DOI: https://doi.org/10.1016/j.agee.2025.109869

Interpretive Summary: Soil organic matter provides multiple benefits to agricultural systems including improved nutrient availability, water infiltration, and root growth, which are crucial to crop yield. However, the impact of management on soil organic matter stocks and pools remains uncertain. USDA-ARS researchers collaborated with university colleagues to investigate changes in soil organic matter stocks between 1996 and 2021 (25 years) in the five cropping systems that comprise the long-term Farming Systems Project at the USDA-ARS Beltsville Agricultural Research Center in Maryland. They found decreases in soil organic matter at depths of 0-20 inches in all systems except a 6-year organic rotation that included a perennial forage crop. In the surface soil (0-8 inches), soil organic matter decreased in all but 3-year and 6-year organic rotations. This work identified factors that support larger quantities of organic matter protected within soil aggregates and greater stability of soil organic matter stocks: 1) higher quality organic matter inputs (meaning amendments that increase microbial-use efficiency such as poultry litter, legume cover crops, and perennial crops) and/or 2) reduced soil disturbance. USDA-NRCS technical service providers, university Extension personnel, and other crop consultants can use these results to make management recommendations to farmers needing to increase soil organic matter to support and improve cash crop yields.

Technical Abstract: Due to multiple benefits, there is a need to identify management strategies that maintain and increase soil organic carbon (SOC) in agroecosystems. In the U.S. Mid-Atlantic region, cultivation has caused greater SOC loss than in other regions due to high rainfall and mild temperatures facilitating SOC mineralization. Changes in SOC stocks between 1996 and 2021 (25 years) were examined in the Farming Systems Project (FSP) in central Maryland, U.S. The FSP includes five grain cropping systems that vary by: conventional vs. organic management, tillage frequency, crop rotation complexity, legume cover crop use, and fertility inputs. Carbon stabilization (via permanganate oxidizable carbon (POX-C) and in soil aggregates) and SOC stocks were compared across systems in 2021. We found SOC loss (0-50 cm) in all systems except for a 6-yr organic rotation that included a perennial forage crop. In the surface soil (0-20 cm), SOC decreased in all but 3-yr and 6-yr organic rotations; the 3-yr rotation received greater poultry litter inputs than all other systems. Systems receiving higher quality C inputs (e.g., poultry litter, legume cover crops) and/or reduced soil disturbance had larger quantities of SOC protected within micro- or macroaggregates.
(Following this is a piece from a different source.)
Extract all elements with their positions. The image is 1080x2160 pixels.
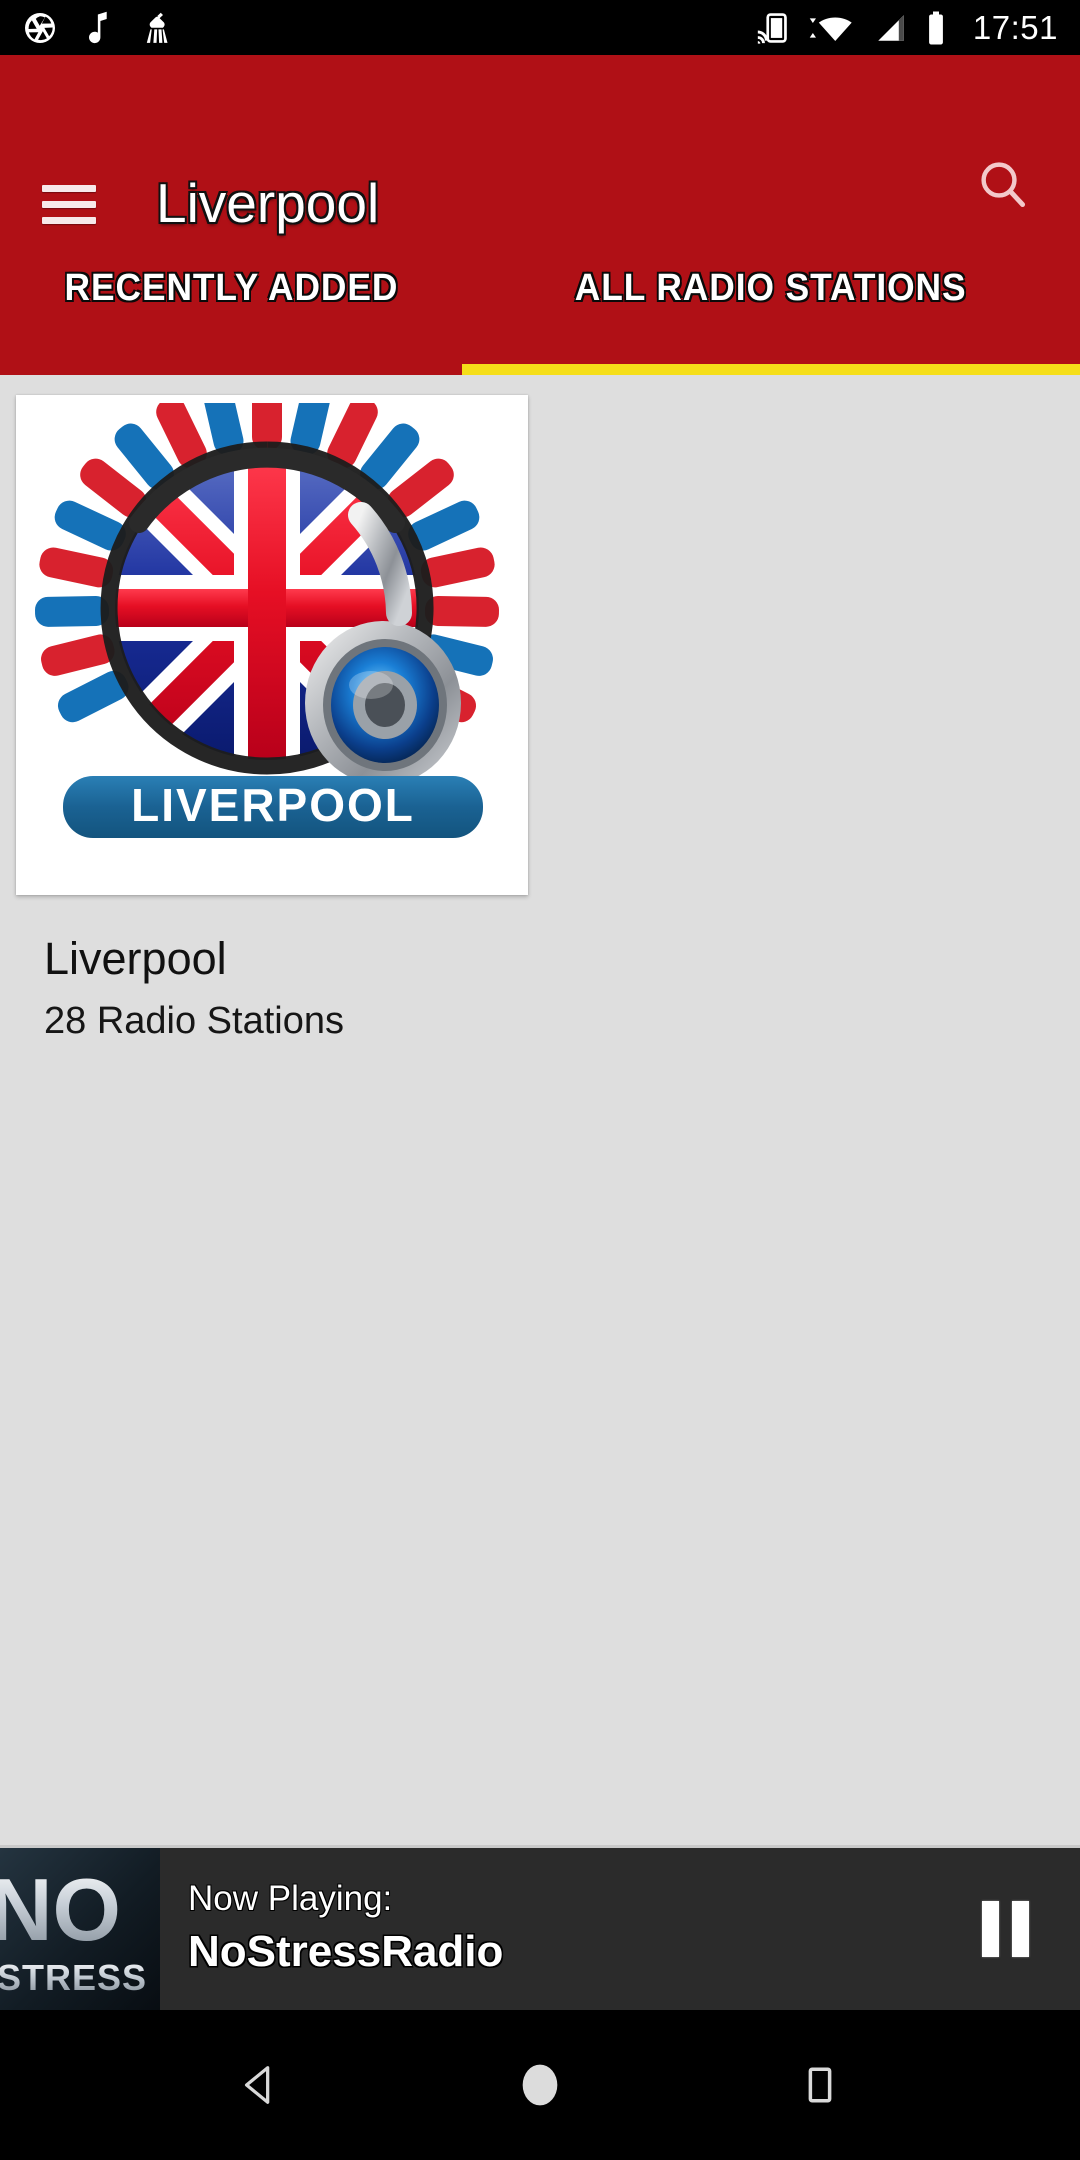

Overall, trends suggest greater stability of SOC stocks in systems with reduced tillage, increased cropping system complexity, and poultry litter inputs compared to other systems after 25 years. This research also highlights the importance of collecting baseline SOC levels at the start of experiments to determine the trajectory of soil C storage in agricultural soils.